Его сграбастали за обе руки и грубо пихнули вперед.
– Весенняя вода, – сказал один из полицейских. – В горах в это время года много ручьев.
– Но это никакая не гора, это плотина, – возразил Фил, пытаясь выкрутиться из чужих рук. – Вода в ручьях чистая, а эта грязная. – Его так быстро гнали толчками по тропе, что ноги едва касались земли. – Знаете, что скоро произойдет! Щель будет расширяться и расширяться, пока ее не перестанет что-либо сдерживать... Мы должны сообщить это властям... Позвольте мне сходить в...
– Мы и есть власти.
Они дошли до группы поджидавших полицейских автомобилей. Фила бросили на заднее сиденье. Он ринулся к дальней двери и попытался открыть ее, но там не оказалось никакой ручки. Он перекатился на спину и увидел полицейского Саймона, нацелившего на него свою ночную дубинку.
– Ты сейчас попадешь кое-куда, где быстро успокоишься, – сказал Саймон. – Если наткнемся на какого-нибудь инженера, мы ему расскажем, что видели какую-то струйку.
– Да я и есть инженер, – завопил Фил, – и я вам говорю, что эта струйка скоро станет потоком! Город необходимо эвакуировать! Вы что, не понимаете этого? Вы что, совершенно тупые?
Ему пришлось мгновенно пожалеть о том, что он произнес слово «тупые». Саймон плечом вперед протиснулся в машину и концом дубинки нажимал на Фила, пока его голова не откинулась назад и не прижалась к спинке сиденья.

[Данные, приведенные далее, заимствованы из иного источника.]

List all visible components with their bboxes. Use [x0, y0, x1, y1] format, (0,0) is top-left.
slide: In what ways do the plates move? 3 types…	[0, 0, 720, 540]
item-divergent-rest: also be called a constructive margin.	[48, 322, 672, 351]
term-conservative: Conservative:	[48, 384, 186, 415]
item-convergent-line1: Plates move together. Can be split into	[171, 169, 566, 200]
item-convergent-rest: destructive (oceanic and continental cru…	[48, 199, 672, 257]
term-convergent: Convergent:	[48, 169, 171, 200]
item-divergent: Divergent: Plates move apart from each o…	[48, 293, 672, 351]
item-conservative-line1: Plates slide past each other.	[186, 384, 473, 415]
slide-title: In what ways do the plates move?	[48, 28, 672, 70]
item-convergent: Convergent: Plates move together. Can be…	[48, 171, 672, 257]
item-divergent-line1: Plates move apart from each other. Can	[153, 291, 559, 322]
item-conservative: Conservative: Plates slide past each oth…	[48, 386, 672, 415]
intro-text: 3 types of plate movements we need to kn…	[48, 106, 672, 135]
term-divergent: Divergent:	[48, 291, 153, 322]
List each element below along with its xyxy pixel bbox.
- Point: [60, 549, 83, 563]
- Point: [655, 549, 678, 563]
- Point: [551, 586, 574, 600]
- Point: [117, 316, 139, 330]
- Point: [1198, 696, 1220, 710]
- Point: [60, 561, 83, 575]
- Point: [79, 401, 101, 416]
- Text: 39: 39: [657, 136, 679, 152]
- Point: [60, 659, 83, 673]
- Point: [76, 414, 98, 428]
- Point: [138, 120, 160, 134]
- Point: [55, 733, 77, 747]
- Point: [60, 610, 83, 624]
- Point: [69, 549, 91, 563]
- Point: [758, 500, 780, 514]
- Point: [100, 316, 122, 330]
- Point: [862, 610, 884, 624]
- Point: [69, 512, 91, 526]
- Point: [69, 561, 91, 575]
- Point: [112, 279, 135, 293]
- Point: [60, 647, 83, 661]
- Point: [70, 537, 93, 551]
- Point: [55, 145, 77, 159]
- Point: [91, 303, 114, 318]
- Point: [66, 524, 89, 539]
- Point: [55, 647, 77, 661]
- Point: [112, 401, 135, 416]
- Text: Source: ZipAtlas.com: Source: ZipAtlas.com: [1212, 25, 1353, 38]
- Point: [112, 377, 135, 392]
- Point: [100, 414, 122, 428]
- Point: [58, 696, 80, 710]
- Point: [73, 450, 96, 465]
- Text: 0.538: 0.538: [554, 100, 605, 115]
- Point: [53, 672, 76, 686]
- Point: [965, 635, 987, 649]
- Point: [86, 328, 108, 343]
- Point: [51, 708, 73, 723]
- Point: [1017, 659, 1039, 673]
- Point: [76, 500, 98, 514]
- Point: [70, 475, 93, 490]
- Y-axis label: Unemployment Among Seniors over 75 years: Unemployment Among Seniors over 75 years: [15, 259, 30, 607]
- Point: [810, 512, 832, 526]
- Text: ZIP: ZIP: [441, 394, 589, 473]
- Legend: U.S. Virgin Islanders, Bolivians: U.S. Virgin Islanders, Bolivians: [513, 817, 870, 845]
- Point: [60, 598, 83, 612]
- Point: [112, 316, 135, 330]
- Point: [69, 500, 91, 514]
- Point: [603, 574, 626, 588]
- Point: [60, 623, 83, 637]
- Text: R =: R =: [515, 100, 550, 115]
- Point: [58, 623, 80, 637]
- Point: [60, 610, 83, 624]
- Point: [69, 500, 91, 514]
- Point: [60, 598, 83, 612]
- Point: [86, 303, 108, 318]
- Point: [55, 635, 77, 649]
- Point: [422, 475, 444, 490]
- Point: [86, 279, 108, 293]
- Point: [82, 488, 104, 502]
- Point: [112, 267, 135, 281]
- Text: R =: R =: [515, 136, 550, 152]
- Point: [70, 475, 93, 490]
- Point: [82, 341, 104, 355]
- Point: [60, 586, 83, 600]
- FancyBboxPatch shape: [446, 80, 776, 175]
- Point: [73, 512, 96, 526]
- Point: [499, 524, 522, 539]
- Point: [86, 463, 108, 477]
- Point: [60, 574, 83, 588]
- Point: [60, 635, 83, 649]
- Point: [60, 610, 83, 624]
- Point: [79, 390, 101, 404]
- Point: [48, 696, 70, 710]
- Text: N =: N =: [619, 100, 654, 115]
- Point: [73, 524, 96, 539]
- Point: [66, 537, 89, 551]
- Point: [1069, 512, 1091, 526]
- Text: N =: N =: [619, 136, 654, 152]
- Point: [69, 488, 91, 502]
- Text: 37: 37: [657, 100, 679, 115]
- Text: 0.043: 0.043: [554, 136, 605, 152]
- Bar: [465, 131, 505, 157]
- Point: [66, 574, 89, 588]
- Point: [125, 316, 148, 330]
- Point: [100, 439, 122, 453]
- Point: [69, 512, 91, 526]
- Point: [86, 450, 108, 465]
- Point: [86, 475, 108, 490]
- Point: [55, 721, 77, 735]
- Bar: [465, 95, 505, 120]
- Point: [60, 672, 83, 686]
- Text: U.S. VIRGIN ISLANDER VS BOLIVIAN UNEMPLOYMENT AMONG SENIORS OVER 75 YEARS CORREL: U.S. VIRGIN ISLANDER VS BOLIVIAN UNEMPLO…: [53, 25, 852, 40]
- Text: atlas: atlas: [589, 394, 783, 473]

– Занимайся своим делом, а мы уж займемся своим, хорошо? Твое дело – вторгаться в чужие владения и уничтожать собственность городских властей. Никакой ты не инженер, насколько мне известно. Для меня ты просто кусок дерьма. Итак, либо ты извинишься за то, что ты только что сказал, либо я поставлю тебе несколько фиолетовых синячков.
– Я искренне сожалею о том, что только что сказал.
Саймон сердито посмотрел на него, потом задом выбрался из машины и захлопнул дверь, фил повернул голову, откинулся лицом в обивку спинки и за десятиминутную поездку до городской тюрьмы Саттертона не издал ни единого звука. Он был в отчаянии не только из-за неудачной попытки убедить хоть кого-нибудь, что приближается катастрофа, и не только из-за ноющих ног и сильно болевшей губы. Когда дубинка полицейского Саймона зажала нос, он проглотил ключ от машины и двадцать центов.
Джанет Сэндифер налила стакан апельсинового сока и отнесла его вместе с телефонным аппаратом на обеденный стол. Села за него и положила два остро отточенных карандаша рядом с листом бумаги, на который выписала названия и номера телефонов учреждений, куда следовало позвонить. Прежде всего властям штата Калифорния. Ведь если рухнет самая высокая в стране плотина, они наверняка должны первыми узнать об этом.
Набрав номер 411, услышала записанный на пленку покровительственный голос, всегда приводивший ее в бешенство:
– Вы смогли бы реальным образом помочь сократить стоимость телефонных переговоров, если бы воспользовались вашей справочной книгой. Если нужный вам номер там не указан, оператор даст его вам. Пожалуйста, имейте это в виду.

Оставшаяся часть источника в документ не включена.